Museu Georges Bernanos, em Barbacena

Na década de 1940, o escritor francês morou na cidade e hoje a direção do museu tombado pelo município busca meios para continuar a receber os visitantes. Descendentes de Bernanos se encarregam do projeto.

Museu Casa Natal de Santos Dumont, em Cabangu, em Santos Dumont

Com três pavimentos interditados há 10 anos, a direção do museu que guarda a memória do Pai da Aviação também busca meios para manter aberto o equipamento cultural inaugurado em 1973.

Museu Aurélio Dolabella/Casa da Cultura, em Santa Luzia

O solar diante da Matriz de Santa Luzia está fechado há mais de quatro anos e precisa de obras urgentes, principalmente na estrutura. Gambiarras próximas ao prédio assustam moradores e visitantes

Museu de São Paulo (Museu do Ipiranga)

O Ipiranga está fechado desde 2013, quando um laudo apontou risco iminente de desabamento do forro e o levou a ser interditado. Algumas das peças do museu –mais de 450 mil obras– foram transferidas para várias unidades. A previsão de reabertura é em 2022.

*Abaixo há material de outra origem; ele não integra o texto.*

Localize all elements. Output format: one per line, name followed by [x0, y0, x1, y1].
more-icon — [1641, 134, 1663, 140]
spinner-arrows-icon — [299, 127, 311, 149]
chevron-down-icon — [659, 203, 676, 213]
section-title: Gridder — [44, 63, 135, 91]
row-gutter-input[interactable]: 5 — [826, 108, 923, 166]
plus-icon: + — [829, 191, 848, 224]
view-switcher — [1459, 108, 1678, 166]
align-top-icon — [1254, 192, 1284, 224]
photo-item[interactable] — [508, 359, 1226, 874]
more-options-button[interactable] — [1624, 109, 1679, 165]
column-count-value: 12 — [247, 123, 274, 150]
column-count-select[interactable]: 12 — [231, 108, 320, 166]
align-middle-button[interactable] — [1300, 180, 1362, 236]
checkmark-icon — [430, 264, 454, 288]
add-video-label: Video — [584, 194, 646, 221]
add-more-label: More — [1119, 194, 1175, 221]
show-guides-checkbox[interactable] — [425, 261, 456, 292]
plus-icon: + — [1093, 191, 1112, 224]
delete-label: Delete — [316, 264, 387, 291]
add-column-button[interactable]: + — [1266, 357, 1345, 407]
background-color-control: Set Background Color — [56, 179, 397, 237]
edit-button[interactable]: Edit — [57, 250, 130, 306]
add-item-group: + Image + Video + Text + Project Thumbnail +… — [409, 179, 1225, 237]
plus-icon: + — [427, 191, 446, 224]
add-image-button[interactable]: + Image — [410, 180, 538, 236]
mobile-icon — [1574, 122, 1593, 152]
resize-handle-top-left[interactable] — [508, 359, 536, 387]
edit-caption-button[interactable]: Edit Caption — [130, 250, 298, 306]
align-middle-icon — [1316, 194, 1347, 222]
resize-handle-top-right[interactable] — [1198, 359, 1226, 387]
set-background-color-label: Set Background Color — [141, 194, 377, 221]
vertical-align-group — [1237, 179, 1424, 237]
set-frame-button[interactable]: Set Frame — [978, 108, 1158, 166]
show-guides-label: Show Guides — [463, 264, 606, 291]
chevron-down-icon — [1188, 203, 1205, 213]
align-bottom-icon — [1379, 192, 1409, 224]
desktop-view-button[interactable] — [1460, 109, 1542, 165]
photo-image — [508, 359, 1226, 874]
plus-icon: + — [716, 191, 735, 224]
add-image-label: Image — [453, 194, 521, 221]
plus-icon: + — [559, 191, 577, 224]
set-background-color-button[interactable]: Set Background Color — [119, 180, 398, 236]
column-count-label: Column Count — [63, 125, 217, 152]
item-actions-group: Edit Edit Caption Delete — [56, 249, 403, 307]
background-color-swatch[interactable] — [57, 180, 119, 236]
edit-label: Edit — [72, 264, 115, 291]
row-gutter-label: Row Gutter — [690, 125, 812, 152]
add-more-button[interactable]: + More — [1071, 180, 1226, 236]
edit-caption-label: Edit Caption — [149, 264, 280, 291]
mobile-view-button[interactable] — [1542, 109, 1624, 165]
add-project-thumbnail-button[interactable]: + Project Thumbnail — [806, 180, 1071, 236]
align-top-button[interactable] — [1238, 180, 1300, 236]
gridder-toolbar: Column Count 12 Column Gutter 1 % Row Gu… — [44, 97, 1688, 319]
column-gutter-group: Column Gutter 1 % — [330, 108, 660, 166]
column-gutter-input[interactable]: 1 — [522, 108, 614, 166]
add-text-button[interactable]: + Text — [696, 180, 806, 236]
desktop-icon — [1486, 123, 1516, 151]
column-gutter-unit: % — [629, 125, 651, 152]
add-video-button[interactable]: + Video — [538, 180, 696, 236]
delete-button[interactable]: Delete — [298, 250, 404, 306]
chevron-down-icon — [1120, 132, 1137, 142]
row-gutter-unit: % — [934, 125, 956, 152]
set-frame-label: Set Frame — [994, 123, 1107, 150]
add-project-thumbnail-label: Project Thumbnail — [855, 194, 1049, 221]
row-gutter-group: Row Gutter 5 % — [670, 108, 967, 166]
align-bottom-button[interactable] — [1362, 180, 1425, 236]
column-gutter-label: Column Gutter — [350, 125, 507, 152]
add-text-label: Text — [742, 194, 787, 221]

MAC (Museu de Arte Contemporânea)
O MAC também aguarda reforma. No caso deste museu é preciso reformar a reserva técnica, isto é, o espaço onde são guardadas as obras fora de exibição. Como o espaço corre risco de inundações, ele não pode receber a coleção, alojada de forma dispersa na parte expositiva do museu.